Let us examine the facts further. Crane was certainly enthusiastic for African colonization and Gurley was the secretary of the American Colonization Society. Thus these statements, as well as similar ones which follow, seem like attempts on the part of the friends of colonization to make Cary say to the other free Negroes that colonization was a desirable thing. Certainly such an attitude would be a timely rebuttal of the anti-colonization sentiment of the Negro ministry in general.
Furthermore, this reason for going to Africa was not in accord with the one given at Crane's night school. Then he wanted to see Africa for himself; now he finds America no place for the Negro. He could have changed his point of view, but did he? If he did change his view, he had changed again in less than two years (March 13, 1821) when he wrote as follows to the corresponding secretary of the Board of Foreign Missions:
If you intend doing anything for Africa you must not wait for the Colonization Society, nor for government, for neither of these are in search of missionary grounds, but of colonizing grounds; if it should not suit missionary needs, you cannot expect to gather in a missionary crop. And, moreover, all of us who are connected with the agents, who are under public instructions, must be conformed to their laws, whether they militate against missionary operation or not.[52]

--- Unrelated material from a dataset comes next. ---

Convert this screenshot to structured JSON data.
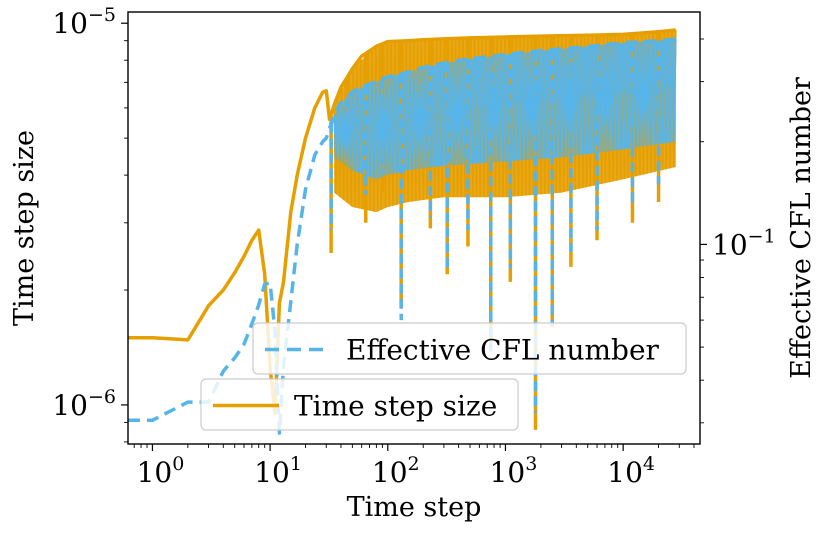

Thus if Cary made statements which favor colonization he was very inconsistent, for it was he who was chiefly responsible for the colonists openly defying the Colonization Society in 1824. Nor could Cary write so well. It is most likely, therefore, that Lott Cary wanted to go to Africa simply to see the country and to do missionary work.

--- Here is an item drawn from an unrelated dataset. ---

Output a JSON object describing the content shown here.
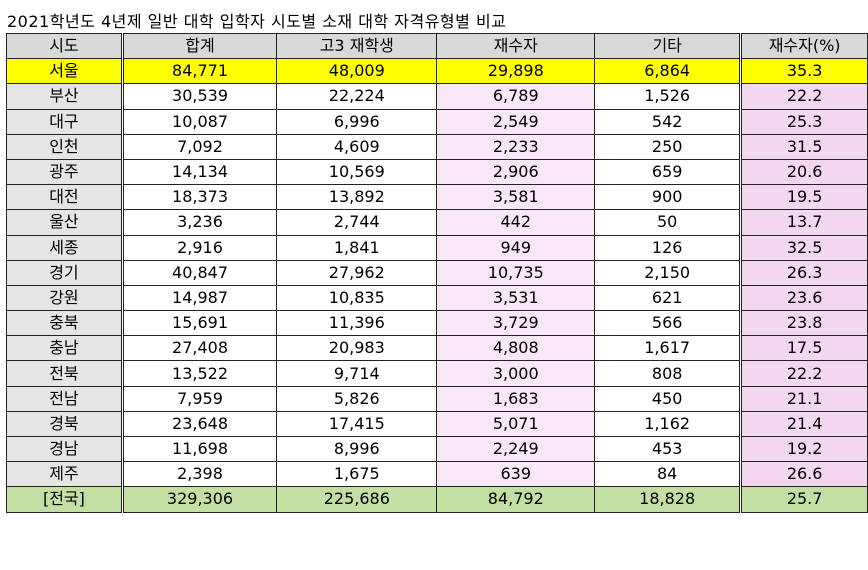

Prior to his public farewell, Lott Cary and Colin Teague were ordained and they, with their wives, Joseph Langford and wife and Hilary Teague, were organized in January, 1821, into a church. Lott Cary was elected pastor. The constitution of this body which they were to plant in Africa was modelled after the Samson Street Church of Philadelphia.[53]
Cary's farewell sermon, preached in the meeting house of the First Baptist Church, Richmond, was well ordered, without the rant common to some preachers of that day, dignified and pathetic, and left a lasting impression on the audience.[54] Teague had often remarked to William Crane, "Sir, I don't hear any of your white ministers that can preach like Lott Cary." Crane was anxious to hear him and after listening to his farewell message from Romans 8:32—"He that spared not his own Son, but delivered Him up for us all, how shall He not with Him also freely give us all things?"—he did not hesitate to declare: "I have a most vivid recollection of the manner in which, towards the close, he dwelt upon the word 'freely.' With thrilling emphasis he exclaimed over and over, 'He gave them freely!' He rang a succession of perhaps a dozen changes upon the word, in a manner that would not have dishonored Whitfield."[55]